Large companies and government agencies do better with short tactical cloud computing projects, versus the larger, more strategic projects

Short sprints vs. big bang: the best way to adopt the cloud
Engin Akyurt via Pixabay (CC0)

When it comes to cloud adoption, large enterprises and government agencies focus on quick wins, using quick sprints, and are typically more successful than those companies that try to drive huge change over a longer period of time, aka the big-bang approach.

Consider a telecom company that wants to move all core systems to the cloud in three years. It has a strategic plan that includes inventorying and understanding thousands of workloads and creating a factory to do the migration and a process for migrating the data, and creating new security and governance services. Even over three years, that’s aggressive.

This telecom company did ultimately succeed, but it could only assess whether the strategy was successful three years after it started, once the big-bang effort was done.

Now consider a manufacturer that as part of a larger strategic plan focuses on moving only 100 workloads and data to an IaaS public cloud initially, in a quick sprint. It can do this in just three months and pick the applications that will provide the most value to the company, as well as demonstrate a win.

After the quick sprint to get 100 workloads migrated, the manufacturing company took what it learned and did additional sprints, some in parallel, to get 300 apps moved in each sprint.

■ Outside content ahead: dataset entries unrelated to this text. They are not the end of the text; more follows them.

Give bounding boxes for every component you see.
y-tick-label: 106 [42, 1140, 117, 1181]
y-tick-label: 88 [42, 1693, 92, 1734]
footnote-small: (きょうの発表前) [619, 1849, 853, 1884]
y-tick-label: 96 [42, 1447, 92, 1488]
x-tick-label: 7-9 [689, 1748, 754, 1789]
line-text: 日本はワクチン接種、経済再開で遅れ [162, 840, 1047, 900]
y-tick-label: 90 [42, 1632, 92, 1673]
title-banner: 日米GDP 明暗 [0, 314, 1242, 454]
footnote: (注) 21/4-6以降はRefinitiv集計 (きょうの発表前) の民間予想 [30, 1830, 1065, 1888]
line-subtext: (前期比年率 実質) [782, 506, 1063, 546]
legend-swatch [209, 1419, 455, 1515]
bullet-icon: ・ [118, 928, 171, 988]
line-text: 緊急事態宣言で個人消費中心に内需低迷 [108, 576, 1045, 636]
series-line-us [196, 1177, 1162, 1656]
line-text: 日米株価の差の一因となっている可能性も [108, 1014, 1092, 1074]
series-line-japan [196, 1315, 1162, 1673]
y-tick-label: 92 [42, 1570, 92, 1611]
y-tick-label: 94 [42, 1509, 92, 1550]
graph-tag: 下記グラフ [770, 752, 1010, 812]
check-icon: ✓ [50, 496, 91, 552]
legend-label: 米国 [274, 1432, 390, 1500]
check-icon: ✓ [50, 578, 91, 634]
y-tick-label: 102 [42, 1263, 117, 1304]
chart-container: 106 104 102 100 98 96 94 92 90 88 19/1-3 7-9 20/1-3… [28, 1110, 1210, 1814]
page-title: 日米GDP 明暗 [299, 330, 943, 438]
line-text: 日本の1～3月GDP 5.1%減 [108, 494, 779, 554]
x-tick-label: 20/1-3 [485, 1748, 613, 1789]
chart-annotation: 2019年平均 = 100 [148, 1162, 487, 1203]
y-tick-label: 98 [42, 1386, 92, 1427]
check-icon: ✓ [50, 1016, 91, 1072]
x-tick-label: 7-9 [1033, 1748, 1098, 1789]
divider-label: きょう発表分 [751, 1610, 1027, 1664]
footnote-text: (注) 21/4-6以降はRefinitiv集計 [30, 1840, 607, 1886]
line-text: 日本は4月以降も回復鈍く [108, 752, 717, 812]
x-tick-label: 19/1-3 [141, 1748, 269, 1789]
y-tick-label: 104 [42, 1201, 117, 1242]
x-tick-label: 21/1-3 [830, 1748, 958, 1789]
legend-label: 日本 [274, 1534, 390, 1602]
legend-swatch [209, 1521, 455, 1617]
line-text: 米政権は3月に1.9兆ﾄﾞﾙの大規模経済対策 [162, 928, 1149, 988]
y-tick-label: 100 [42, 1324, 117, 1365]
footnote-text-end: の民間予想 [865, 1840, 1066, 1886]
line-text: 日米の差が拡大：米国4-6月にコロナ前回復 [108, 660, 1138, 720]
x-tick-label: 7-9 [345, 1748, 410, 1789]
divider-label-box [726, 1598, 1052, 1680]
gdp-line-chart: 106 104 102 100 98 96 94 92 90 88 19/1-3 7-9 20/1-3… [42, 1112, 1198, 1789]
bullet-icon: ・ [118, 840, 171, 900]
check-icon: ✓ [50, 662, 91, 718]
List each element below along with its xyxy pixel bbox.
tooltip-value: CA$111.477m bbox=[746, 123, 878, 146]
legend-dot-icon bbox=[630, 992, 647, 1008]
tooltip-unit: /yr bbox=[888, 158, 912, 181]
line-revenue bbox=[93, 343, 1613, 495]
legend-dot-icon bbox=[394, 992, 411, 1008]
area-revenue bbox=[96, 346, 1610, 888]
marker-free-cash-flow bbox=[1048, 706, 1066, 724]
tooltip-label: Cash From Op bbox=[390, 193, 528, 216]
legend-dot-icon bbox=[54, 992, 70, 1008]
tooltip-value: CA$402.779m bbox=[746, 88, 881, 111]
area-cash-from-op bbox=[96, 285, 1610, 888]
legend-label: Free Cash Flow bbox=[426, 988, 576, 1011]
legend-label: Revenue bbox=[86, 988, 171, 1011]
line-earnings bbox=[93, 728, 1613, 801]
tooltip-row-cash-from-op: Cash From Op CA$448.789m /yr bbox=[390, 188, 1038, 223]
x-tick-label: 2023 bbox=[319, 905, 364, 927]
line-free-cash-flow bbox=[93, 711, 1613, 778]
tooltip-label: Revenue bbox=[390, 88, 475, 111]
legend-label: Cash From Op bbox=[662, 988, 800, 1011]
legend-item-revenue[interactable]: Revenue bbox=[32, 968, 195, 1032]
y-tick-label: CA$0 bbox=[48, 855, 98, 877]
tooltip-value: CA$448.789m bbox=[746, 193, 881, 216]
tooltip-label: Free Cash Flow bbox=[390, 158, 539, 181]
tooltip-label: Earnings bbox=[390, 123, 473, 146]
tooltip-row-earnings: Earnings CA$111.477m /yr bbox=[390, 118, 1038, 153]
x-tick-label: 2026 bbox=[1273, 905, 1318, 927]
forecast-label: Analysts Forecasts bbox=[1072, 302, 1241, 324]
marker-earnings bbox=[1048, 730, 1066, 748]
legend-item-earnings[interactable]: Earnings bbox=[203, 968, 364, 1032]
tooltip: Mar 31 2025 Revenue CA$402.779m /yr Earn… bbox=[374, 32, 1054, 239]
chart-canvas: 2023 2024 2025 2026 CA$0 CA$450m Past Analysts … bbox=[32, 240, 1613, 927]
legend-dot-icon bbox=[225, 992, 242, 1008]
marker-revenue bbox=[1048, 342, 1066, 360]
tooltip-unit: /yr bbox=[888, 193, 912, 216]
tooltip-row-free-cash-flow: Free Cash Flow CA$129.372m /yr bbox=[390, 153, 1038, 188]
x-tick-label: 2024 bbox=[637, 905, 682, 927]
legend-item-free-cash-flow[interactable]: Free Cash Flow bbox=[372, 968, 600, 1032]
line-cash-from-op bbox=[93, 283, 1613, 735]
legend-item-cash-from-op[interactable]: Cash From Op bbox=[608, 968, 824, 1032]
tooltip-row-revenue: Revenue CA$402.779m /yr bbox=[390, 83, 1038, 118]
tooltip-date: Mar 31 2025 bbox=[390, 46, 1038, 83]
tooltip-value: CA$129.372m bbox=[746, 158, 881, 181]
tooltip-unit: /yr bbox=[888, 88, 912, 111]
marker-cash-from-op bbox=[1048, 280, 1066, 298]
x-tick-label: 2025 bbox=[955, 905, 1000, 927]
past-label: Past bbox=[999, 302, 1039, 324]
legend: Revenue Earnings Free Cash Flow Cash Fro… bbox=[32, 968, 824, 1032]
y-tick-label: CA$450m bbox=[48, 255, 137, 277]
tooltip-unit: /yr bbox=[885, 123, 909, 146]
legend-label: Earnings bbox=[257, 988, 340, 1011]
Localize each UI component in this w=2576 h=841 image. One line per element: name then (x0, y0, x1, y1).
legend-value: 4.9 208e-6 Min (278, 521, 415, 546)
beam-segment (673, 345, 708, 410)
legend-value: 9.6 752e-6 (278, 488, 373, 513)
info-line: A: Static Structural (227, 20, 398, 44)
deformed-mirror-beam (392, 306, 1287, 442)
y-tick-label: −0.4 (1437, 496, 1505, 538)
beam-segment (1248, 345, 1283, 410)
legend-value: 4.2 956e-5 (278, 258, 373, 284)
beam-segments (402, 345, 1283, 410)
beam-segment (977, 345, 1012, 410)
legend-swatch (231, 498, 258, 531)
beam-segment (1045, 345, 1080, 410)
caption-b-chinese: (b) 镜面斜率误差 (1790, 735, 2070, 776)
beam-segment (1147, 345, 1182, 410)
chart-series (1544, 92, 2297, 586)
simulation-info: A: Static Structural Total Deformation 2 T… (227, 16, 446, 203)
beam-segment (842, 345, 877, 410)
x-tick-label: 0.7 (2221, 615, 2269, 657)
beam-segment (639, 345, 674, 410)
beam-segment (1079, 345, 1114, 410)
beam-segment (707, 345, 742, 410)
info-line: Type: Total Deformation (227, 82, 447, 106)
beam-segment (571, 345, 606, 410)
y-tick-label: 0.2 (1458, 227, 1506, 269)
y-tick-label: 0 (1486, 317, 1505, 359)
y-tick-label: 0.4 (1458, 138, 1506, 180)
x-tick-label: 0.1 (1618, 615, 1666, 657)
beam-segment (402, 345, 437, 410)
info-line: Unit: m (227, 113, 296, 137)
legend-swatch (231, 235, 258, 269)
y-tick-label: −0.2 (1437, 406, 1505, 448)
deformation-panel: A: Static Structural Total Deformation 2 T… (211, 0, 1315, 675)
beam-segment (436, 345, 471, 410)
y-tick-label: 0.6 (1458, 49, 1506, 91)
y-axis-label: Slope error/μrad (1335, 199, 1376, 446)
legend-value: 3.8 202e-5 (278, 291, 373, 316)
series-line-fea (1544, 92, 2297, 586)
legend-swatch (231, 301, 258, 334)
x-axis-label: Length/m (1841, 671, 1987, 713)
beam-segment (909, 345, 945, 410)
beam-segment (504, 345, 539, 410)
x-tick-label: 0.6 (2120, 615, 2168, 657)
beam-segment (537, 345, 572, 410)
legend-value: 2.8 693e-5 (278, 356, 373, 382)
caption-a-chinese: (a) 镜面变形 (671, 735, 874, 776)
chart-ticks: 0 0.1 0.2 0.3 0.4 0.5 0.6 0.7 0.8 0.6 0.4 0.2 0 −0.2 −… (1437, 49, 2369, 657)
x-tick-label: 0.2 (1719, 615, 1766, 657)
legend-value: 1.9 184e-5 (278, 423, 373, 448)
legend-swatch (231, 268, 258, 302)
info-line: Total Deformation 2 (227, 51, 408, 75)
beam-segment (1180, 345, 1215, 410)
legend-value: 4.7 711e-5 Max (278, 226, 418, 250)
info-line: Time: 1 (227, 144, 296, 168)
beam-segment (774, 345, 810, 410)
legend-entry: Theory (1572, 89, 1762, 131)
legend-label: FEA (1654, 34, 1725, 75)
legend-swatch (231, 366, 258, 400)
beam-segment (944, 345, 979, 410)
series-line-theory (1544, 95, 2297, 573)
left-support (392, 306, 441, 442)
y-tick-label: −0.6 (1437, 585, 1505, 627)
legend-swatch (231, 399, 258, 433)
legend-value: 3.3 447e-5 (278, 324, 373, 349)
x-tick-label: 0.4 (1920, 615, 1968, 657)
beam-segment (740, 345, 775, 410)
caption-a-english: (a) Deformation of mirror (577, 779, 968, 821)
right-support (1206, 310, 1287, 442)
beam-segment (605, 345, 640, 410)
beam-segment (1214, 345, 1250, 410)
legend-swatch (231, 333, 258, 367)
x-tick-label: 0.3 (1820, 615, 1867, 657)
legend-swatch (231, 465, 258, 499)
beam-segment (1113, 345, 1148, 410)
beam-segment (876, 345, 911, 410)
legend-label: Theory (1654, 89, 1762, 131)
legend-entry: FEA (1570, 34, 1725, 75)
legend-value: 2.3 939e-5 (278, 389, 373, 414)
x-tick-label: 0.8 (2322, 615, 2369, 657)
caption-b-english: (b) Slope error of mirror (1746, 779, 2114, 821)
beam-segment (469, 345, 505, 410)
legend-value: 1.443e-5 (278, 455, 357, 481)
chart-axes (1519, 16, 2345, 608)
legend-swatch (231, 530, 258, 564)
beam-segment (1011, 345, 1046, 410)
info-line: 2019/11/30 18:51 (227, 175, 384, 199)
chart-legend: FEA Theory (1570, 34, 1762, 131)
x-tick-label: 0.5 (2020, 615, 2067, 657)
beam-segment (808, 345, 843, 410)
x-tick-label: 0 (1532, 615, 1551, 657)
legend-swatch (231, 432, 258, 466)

After three years, it had all the appropriate applications and data in the cloud. (Typically, that’s 70 percent of your workloads.)

Both companies had basically the same objective, and the same number of applications. However, the telecom company took three years to get to value, whereas the manufacturer was able to demonstrate business value immediately, and get incremental value over the course of three years. It also could detect and adjust for any issues that came up, rather than discover them once the adoption was completed.

Moreover, by leveraging small sprints, the manufacturer was able to prove value to the leadership quickly, which provided momentum (and funding) to move on to the next migration sprint. The teleco’s big-bang approach struggled to avoid budget cuts because management couldn’t see if the substantial investment was paying off, and had to make a leap of faith to spend all that money before seeing results.

In my consulting work, I see much more success when companies just start the process of adopting the cloud through small tactical projects that take a few months each, versus larger strategic projects that take a few years. 

The objectives of each may be exactly the same—to migrate most of the enterprise’s workloads—but the short-sprint approach is ten times more likely to demonstrate success and thus value than the big-bang approach. 

The short-sprint approach also aligns with the typical corporate culture. People think in small tactical ways versus large and strategic, so expectations are for small, quick wins. The larger, longer strategic wins simply are not as valued by the executives and investors in the standard corporate culture.

The big-bang approach can and does work—if the company can hold to its commitment that long and doesn’t need ROI along the way. But most companies need and expect proof of ROI in months, not years, so my advice is to take the short-sprint approach in your migration to the cloud.